Consider the two RGB colors (1000, 200, 0) and (10, 200, 0). The first color is very red, and the second color is very green. However, the first color is so much brighter than the second. If seen at a distance so that they blur into one, the net effect would be a reddish pixel since ½[(1000, 200, 0)+(10, 200, 0)]=(505, 200, 0), which is more red than it is green. However, in R′G′B′, the two colors get the values (0.7518, 0.5791, 0) and (0.2997, 0.5791, 0). Their average will be ½[(0.7518, 0.5791, 0)+(0.2997, 0.5791, 0)]=(0.5258, 0.5791, 0), which when converted back to RGB is (119, 200, 0). Thus, the resulting color when averaged in the R′G′B′ domain is almost twice as green as red. Thus, the dark color (10, 200, 0), which is green, has had an unduly big influence on the average.
To see how this can look in practice, consider a small image that is just 2×2 pixels, containing the following linear RGB colors:
(3.41, 0.49, 0.12)(0.05, 0.08, 0.02)(0.05, 0.08, 0.02)(0.05, 0.08, 0.02)
Since this is a High Dynamic Range (HDR) image, it is hard to show it in a low-dynamic range medium such as this document. However it is possible to do several Low Dynamic Range (LDR) or Standard Dynamic Range (SDR) exposures by applying the functionLDR_red=clamp(0,255*(HDR_red*2c)gam,255),where c goes from −3 to 1, gam=0.45 and clamp(a, t, b) makes sure the value t is between [a, b].
This can be called LDR-“exposures” of the HDR image.

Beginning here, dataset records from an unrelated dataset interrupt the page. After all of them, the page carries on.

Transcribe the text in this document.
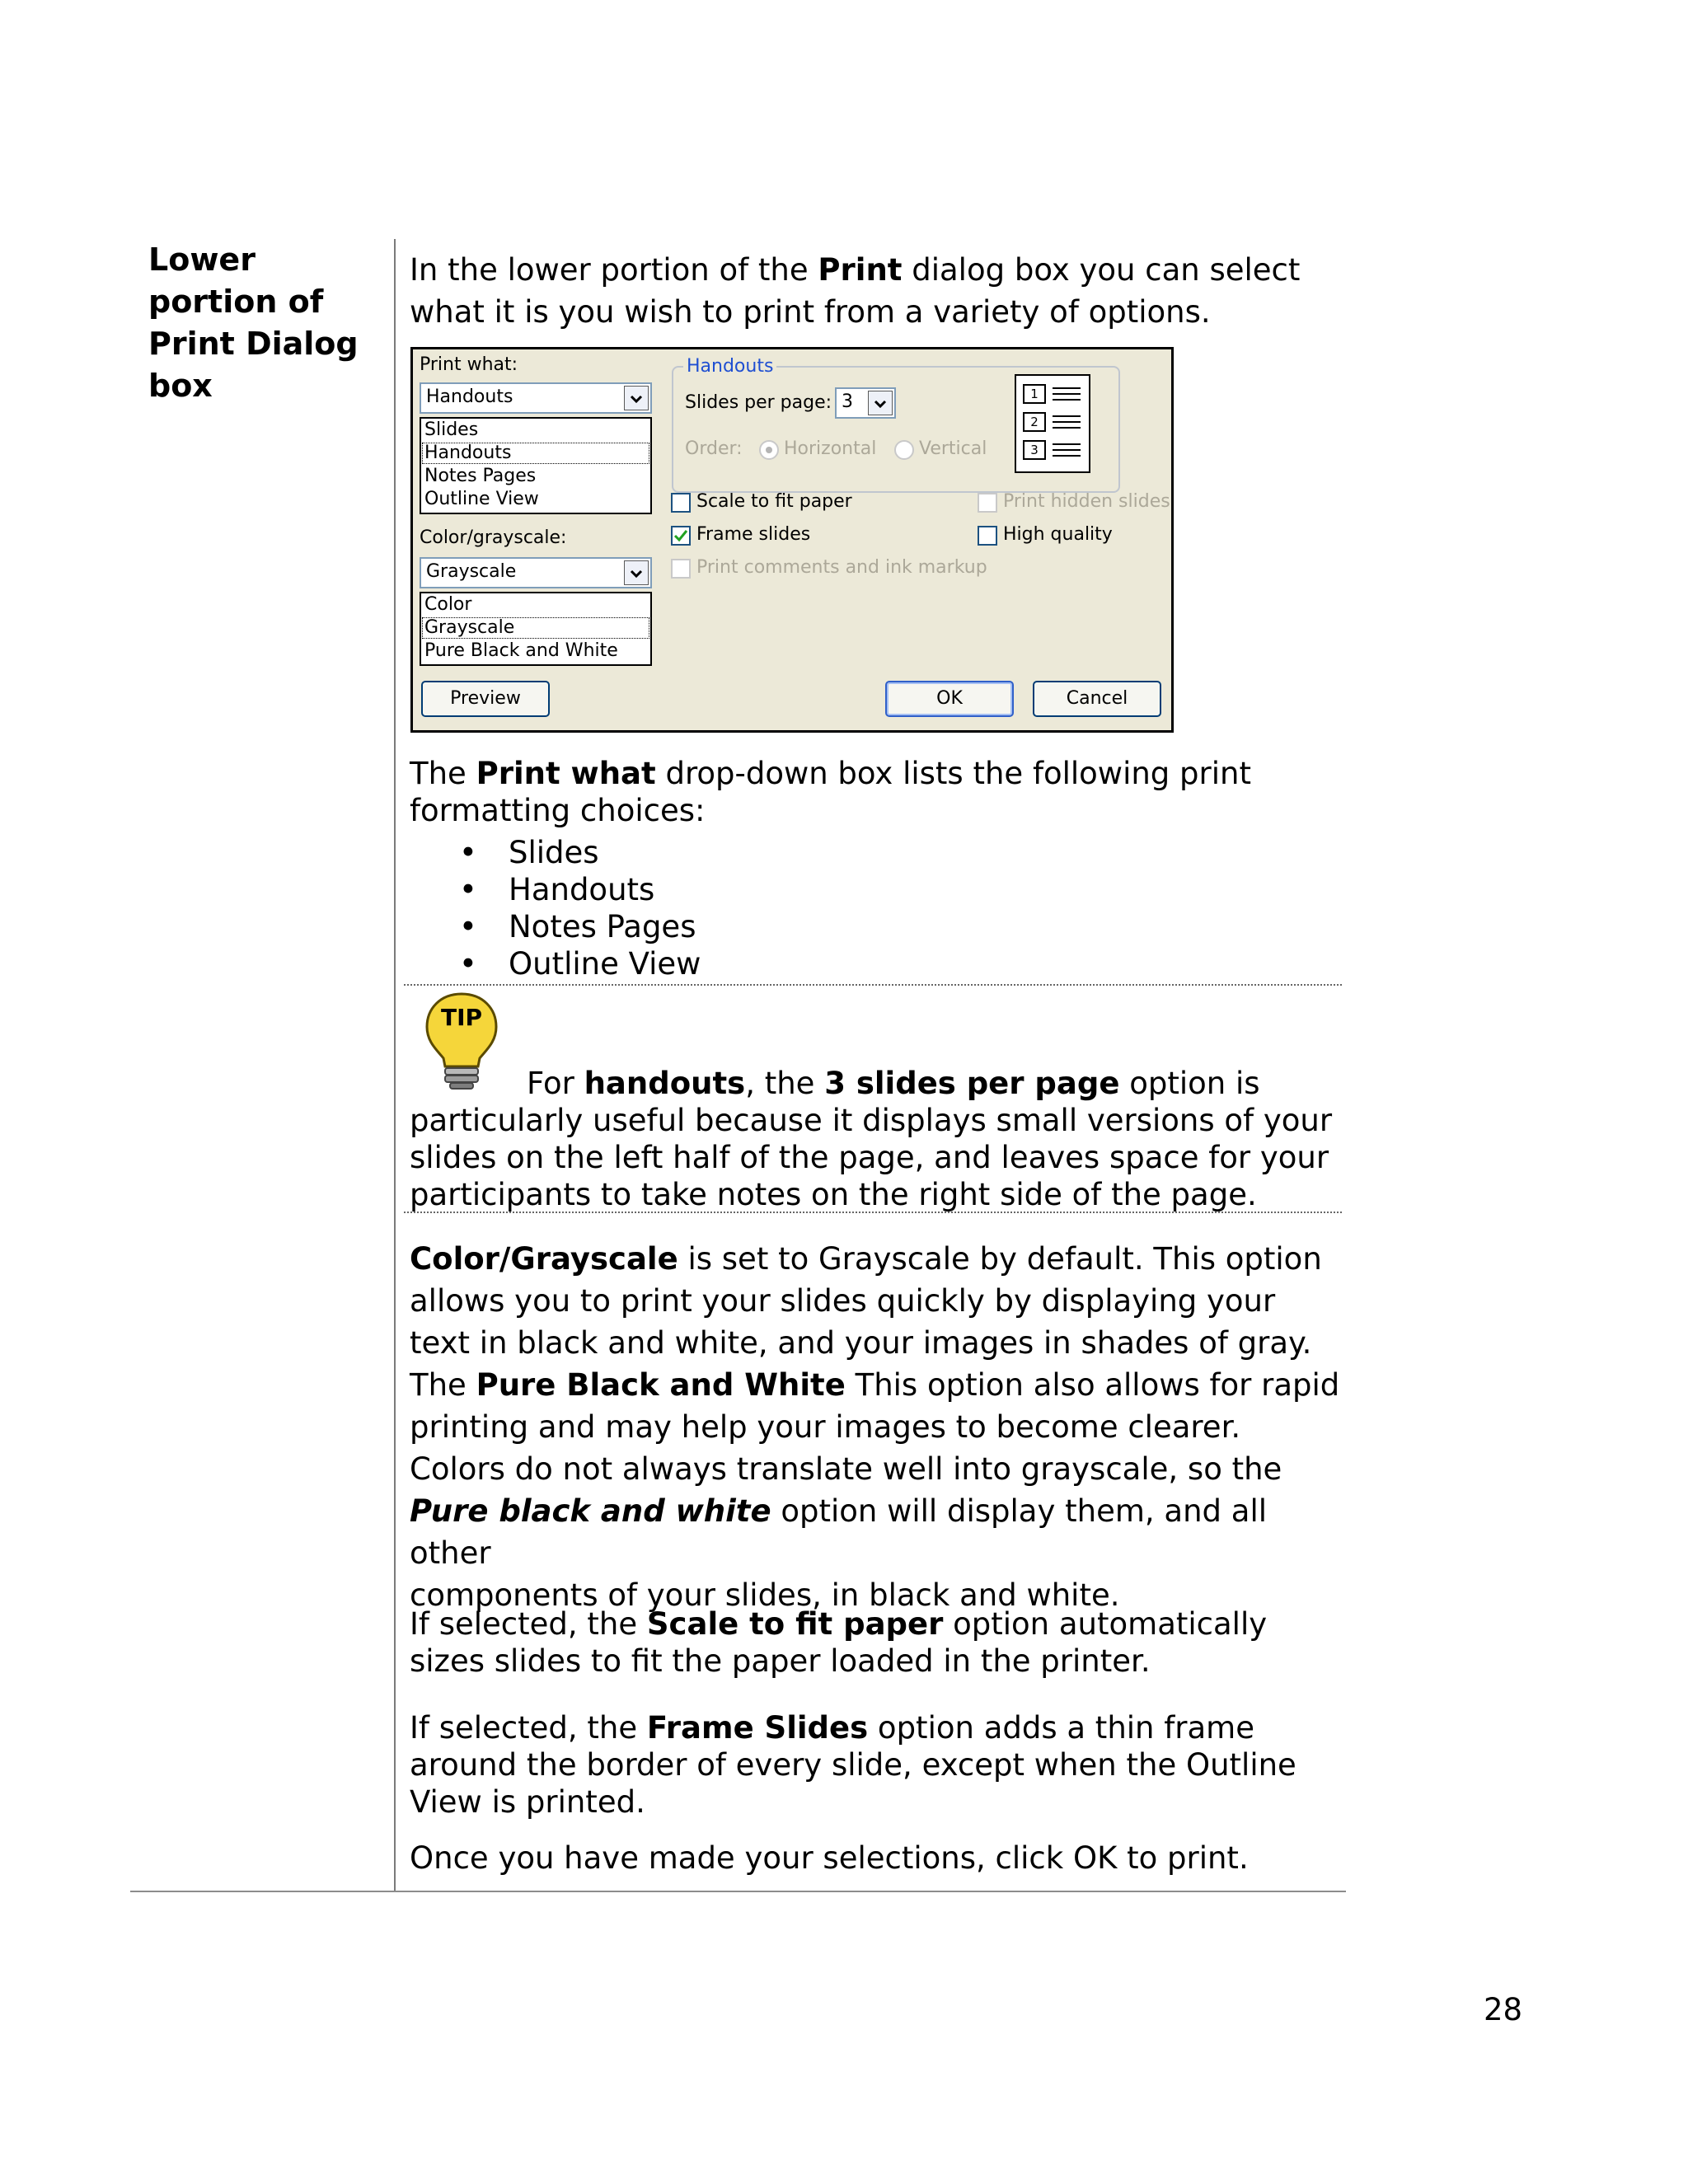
Lower
portion of
Print Dialog
box
In the lower portion of the Print dialog box you can select
what it is you wish to print from a variety of options.
Print what:
Handouts
Slides
Handouts
Notes Pages
Outline View
Color/grayscale:
Grayscale
Color
Grayscale
Pure Black and White
Handouts
Slides per page: 3
Order: Horizontal Vertical
1
2
3
Scale to fit paper
Frame slides
Print comments and ink markup
Print hidden slides
High quality
Preview	OK	Cancel
The Print what drop-down box lists the following print
formatting choices:
• Slides
• Handouts
• Notes Pages
• Outline View
TIP
For handouts, the 3 slides per page option is
particularly useful because it displays small versions of your
slides on the left half of the page, and leaves space for your
participants to take notes on the right side of the page.
Color/Grayscale is set to Grayscale by default. This option
allows you to print your slides quickly by displaying your
text in black and white, and your images in shades of gray.
The Pure Black and White This option also allows for rapid
printing and may help your images to become clearer.
Colors do not always translate well into grayscale, so the
Pure black and white option will display them, and all other
components of your slides, in black and white.
If selected, the Scale to fit paper option automatically
sizes slides to fit the paper loaded in the printer.
If selected, the Frame Slides option adds a thin frame
around the border of every slide, except when the Outline
View is printed.
Once you have made your selections, click OK to print.
28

The HDR pixel is quite dark—the highest coefficient is 3.41 out of 4000, so the darkest exposure is the most relevant here. The top left pixel is reddish and the surrounding pixels look black. Only in the brighter exposures is it possible to see that the dark pixels are actually a bit greenish.
However, when following the anchor processing chain to convert from RGB to Y′Cb′Cr′ 4:2:0 and back again, the resulting HDR image will be
(1.14, 0.79, 0.38)(0.12, 0.06, 0.01)(0.12, 0.06, 0.01)(0.12, 0.06, 0.01)
The problem here is that the redness of the top left pixel has disappeared and has been replaced with a gray/white pixel. The reason is that averaging in the non-linear Y′Cb′Cr′ domain favors dark colors, which will make the resulting pixel unduly green. Furthermore, since there are three green pixels and just one red pixel, the result will be yet greener. The result is not very similar to the original.
There is, thus, a need for improvements with regard to inaccuracies in chrominance when using the prior art processing chain that is based on a combination of a highly non-linear transfer function, chroma subsampling and non-constant luminance ordering.